İğrenç Borç Örnekleri
İğrenç borcun ardındaki fikir, ilk olarak İspanyol-Amerikan Savaşı'ndan sonra ün kazandı. ABD hükümeti, Küba'nın sömürge yöneticileri olan İspanyol sömürge rejiminin borçlarından Küba'nın sorumlu tutulmaması gerektiğini savundu. İspanya aynı fikirde olmasa da, ABD'nin muzaffer sömürge gücü ile savaştan sonra denizaşırı topraklarından yoksun kalan mağlup İspanyol İmparatorluğu arasındaki güç dengesi nedeniyle, nihayetinde savaş sonrası borçla Küba değil İspanya kaldı.
İğrenç borç, Nikaragua, Filipinler, Haiti, Güney Afrika, Kongo, Nijer, Hırvatistan, Irak ve önceki yöneticileri ya kişisel olarak kendi hesapları için ulusal fonları yağmalamakla ya da parayı kullanmakla suçlayan diğer ülkelerdeki rejimler tarafından bir argüman olarak gündeme getirildi. özgürlükleri kısıtlamak ve kendi vatandaşlarına şiddet uygulamak. Tüm bu durumlarda, rejim değişikliklerinin ardından eski borcun fiilen çözülmesi veya yeniden yapılandırılması, önerilen tiksindirici borç doktrini yerine jeopolitik ve stratejik değerlendirmeleri izlemiştir.
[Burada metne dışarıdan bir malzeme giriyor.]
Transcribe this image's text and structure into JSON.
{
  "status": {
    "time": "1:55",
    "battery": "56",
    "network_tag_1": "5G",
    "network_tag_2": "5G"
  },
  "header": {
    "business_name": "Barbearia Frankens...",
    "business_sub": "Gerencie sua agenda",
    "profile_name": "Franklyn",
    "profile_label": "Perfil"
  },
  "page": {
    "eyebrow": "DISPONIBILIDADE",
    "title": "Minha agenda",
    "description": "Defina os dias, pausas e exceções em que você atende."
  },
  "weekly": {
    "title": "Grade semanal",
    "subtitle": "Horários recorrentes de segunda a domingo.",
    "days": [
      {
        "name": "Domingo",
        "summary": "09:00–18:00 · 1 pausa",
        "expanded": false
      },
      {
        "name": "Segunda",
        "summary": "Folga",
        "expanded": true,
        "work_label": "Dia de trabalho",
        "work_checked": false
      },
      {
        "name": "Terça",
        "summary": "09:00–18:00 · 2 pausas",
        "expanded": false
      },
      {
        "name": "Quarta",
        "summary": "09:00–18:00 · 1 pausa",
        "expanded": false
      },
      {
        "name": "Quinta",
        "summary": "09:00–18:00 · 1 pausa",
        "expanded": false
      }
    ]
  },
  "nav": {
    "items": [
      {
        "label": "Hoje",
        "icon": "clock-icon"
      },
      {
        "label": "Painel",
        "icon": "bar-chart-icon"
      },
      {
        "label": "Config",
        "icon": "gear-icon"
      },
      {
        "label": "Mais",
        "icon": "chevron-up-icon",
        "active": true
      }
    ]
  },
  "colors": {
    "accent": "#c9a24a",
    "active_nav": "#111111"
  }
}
Örneğin, Güney Afrika'nın apartheid dönemi hükümeti barajlar, enerji santralleri ve diğer altyapıları inşa etmek için uluslararası bankalardan ve yatırımcılardan borç aldı. Afrika Ulusal Kongresi (ANC) 1994'te iktidara geldiğinde, bu borçları devraldı. Başkan Nelson Mandela liderliğindeki halef hükümetin birçok üyesi, önceki rejimin sosyal politikaları nedeniyle bu borçların iğrenç olduğunu savundu.
Bununla birlikte, 1990'ların başında, ANC tarafından yoğun bir şekilde desteklenen Sovyetler Birliği'nin çöküşüyle birlikte, yeni Güney Afrika hükümeti, mevcut borcun reddedilmesini desteklemeye istekli olacak güçlü uluslararası müttefiklerden yoksun buldu. Uluslararası kredi piyasalarına erişimi sürdürmek için, yeni hükümet, fena halde ihtiyaç duyulan yabancı yatırımı korkutmamak için bu borçları ödedi.
Yabancı Yatırım ve İğrenç Borç
Rejim değişikliği olasılığı ve önceki rejimin sözleşmeden doğan yükümlülüklerinin reddedilmesi, ülke borcuyla uğraşan yatırımcılar için doğrudan bir risk oluşturmaktadır. Mevcut bir hükümetin kredilerini veya tahvillerini elinde bulunduran yatırımcılar, borçlunun başka bir güç tarafından devrilmesi veya boyun eğdirilmesi durumunda fonların geri ödenmeme riskini taşır.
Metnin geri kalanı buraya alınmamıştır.